La version présentée par l’English National Ballet est celle qui a été remaniée par Jules Perrot et Marius Petipa et conservée en Russie et remontée par Anna-Marie Holmes d’après Sergueïev et Petipa. L’évolution du ballet est d’ailleurs complexe tant l’original a été altéré par les apports successifs tant au niveau de la chorégraphie que de la musique qui comprend aujourd’hui des ajouts de neuf compositeurs dont les célèbres Pugni, Delibes, Drigo, Minkus auxquels se joignent quelques aristocrates…

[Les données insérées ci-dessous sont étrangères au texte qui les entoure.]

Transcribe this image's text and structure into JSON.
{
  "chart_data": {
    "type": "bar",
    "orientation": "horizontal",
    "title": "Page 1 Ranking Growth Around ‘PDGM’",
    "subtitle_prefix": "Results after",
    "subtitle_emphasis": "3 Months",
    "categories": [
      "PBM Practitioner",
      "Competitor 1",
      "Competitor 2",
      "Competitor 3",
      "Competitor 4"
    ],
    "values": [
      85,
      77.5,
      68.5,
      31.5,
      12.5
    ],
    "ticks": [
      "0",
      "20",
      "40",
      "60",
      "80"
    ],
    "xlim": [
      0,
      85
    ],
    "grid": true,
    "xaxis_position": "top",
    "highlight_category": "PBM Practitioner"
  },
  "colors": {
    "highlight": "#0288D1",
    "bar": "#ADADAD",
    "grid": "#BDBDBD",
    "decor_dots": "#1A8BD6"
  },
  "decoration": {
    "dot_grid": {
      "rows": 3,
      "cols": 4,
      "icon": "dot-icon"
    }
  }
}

L’histoire est compliquée à souhait et convoque odalisques et marchands d’esclaves, corsaires et pacha et se situe dans l’Empire Ottoman entre un repère de corsaires et le sérail du pacha. Le tout donne lieu à des morceaux d’anthologie de la danse classique.
Photos Ula Blocksage
Dans ce ballet hyper narratif aux décors qui jouent le technicolor fatigué, l’English National fait merveille. Les solistes sont exceptionnels, à commencer par son étoile et directrice Tamara Rojo, belle Medora, à la technique fabuleuse. Les autres rôles ne sont pas en reste, Isaac Hernandez est un magnifique Conrad, Cesar Corrales un époustouflant Ali (pour lequel est créé le célèbre « pas d’action » et variation de concours), Shiori Kaze une émouvante Gulnare, et Yonah Acosta et Ken Saruhashi tiennent superbement les personnages de Birbanto et Lankedem.
Ils font du Corsaire un ballet drôle, enlevé, virtuose qui communique à tous la joie de danser. Loin de l’École Française, qui prône le dédain de la prouesse, ce Corsaire possède bien des traits de l’Ecole Cubaine : rapidité extrême des tours, ampleur et abondance des sauts, richesse du vocabulaire virtuose. Tamara Rojo enchaîne avec une facilité déconcertante des fouettés doubles et triples, tout en gardant des positions parfaites (notamment dans les tours attitudes), Shiori Kase déploie bras et jambes dans des étirements délicieux, Cesar Corrales se joue de rivoltades et de grands jeté entrelacés, tandis que Issac Hernandez, Ken Saruhashi ou Yonah Accosta sont les as des grands jetés en tournant et autres grands sauts spectaculaires. Les portés sont littéralement acrobatiques, les ensembles impeccables.
Photos Ula Blocksage
C’est un vrai plaisir de les voir danser, jouer la pantomime (mention spéciale au Pacha de Michael Coleman !) avec un entrain qui ne se dément pas tout au long de la soirée.